(Reuters) -The rival leaders of ethnically split Cyprus said they were ready to meet the United Nations Secretary-General to discuss the potential for relaunching long-stalled peace talks, the U.N. mission on the island said on Thursday.
Greek Cypriot leader Nikos Christodoulides and Turkish Cypriot leader Tufan Erhurman met on Thursday, in their first encounter since Erhurman, a centre-left moderate, won by a landslide in an October presidential election in the breakaway Turkish Cypriot state, pledging to work to revive stalled U.N. talks on reunifying Cyprus.

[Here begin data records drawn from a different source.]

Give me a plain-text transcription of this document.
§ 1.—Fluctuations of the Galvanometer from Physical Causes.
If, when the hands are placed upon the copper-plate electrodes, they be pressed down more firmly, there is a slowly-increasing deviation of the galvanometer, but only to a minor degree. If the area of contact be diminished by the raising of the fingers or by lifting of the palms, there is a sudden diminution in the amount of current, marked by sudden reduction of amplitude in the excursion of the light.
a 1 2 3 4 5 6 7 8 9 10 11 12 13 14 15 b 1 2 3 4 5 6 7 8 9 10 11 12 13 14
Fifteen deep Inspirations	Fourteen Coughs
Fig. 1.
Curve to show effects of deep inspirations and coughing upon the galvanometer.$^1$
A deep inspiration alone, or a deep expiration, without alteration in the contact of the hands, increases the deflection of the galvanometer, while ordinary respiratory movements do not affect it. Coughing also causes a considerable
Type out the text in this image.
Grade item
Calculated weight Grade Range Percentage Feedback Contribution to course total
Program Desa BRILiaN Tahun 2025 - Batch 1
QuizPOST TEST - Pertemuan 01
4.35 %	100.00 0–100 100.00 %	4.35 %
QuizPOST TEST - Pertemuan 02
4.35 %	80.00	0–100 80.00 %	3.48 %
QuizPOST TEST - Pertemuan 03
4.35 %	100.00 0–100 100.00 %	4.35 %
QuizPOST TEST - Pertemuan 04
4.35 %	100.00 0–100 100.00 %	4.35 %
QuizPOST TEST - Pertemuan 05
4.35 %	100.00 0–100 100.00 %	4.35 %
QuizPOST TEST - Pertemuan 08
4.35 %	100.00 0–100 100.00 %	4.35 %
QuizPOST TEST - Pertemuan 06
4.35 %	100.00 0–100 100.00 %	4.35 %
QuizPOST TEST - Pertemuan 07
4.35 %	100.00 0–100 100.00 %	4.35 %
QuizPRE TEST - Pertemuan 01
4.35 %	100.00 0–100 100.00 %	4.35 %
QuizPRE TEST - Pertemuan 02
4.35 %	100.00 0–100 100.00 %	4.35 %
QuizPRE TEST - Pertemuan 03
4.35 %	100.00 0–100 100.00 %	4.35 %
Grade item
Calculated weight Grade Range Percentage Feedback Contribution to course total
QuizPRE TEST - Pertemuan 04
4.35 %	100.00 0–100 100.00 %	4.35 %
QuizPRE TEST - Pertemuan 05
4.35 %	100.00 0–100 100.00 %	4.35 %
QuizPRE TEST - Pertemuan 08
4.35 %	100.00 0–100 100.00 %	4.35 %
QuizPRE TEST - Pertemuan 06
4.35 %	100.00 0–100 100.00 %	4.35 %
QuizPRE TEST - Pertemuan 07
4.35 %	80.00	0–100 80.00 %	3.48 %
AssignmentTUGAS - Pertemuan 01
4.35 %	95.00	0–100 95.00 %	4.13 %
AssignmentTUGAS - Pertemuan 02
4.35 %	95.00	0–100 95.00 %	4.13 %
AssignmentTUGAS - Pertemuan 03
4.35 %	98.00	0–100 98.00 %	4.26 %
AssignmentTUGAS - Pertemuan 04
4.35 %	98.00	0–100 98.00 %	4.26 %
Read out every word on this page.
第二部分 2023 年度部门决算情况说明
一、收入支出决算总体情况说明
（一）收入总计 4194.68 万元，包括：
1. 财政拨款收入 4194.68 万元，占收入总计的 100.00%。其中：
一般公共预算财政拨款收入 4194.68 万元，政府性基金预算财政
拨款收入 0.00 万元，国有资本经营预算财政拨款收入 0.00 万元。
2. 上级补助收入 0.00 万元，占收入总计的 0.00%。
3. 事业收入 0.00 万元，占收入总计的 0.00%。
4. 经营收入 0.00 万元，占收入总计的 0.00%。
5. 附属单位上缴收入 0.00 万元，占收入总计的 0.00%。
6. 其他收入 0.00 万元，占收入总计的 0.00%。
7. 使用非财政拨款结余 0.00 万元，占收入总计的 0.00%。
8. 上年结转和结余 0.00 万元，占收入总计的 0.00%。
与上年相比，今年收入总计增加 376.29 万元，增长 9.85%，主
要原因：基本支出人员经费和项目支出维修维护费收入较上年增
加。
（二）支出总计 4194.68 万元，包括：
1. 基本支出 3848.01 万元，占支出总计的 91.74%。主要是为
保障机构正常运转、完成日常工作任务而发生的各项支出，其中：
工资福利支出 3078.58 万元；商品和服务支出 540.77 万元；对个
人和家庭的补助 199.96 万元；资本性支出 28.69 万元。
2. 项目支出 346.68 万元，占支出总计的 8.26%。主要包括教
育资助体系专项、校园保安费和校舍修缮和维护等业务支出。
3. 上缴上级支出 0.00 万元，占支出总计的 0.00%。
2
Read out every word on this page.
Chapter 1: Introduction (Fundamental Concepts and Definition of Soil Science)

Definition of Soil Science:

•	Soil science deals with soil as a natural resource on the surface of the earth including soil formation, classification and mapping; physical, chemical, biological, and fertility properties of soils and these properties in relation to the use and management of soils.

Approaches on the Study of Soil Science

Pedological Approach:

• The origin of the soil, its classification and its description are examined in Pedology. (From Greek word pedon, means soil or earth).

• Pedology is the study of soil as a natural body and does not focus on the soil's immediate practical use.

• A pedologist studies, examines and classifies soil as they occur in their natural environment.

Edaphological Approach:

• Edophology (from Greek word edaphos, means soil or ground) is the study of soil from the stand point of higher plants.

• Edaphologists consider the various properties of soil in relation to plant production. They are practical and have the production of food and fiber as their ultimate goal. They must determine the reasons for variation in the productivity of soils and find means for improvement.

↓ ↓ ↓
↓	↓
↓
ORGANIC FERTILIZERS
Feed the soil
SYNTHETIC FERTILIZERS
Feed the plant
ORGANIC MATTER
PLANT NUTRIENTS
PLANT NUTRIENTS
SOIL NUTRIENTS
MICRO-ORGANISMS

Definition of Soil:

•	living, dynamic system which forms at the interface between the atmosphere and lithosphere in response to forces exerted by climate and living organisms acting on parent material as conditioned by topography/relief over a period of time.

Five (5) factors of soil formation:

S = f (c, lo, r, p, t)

“(The leaders) expressed their readiness to work towards the next informal meeting in a broader format to be convened by the U.N. Secretary General,” a spokesperson for the U.N. mission said after hosting a meeting between the two leaders in no-man’s land dividing Cyprus’s split capital Nicosia.
They also agreed to explore the possibility of further meetings, the spokesperson said. A U.N. envoy would be visiting Cyprus in early December, he said.
Cyprus was split in a Turkish invasion in 1974 after a brief Greek-inspired coup, with seeds of division sown at least a decade earlier when a power-sharing administration fell apart, prompting the dispatch of the U.N. peacekeeping force.
The last round of talks between the two sides collapsed in 2017, with efforts to revive them at a stalemate since.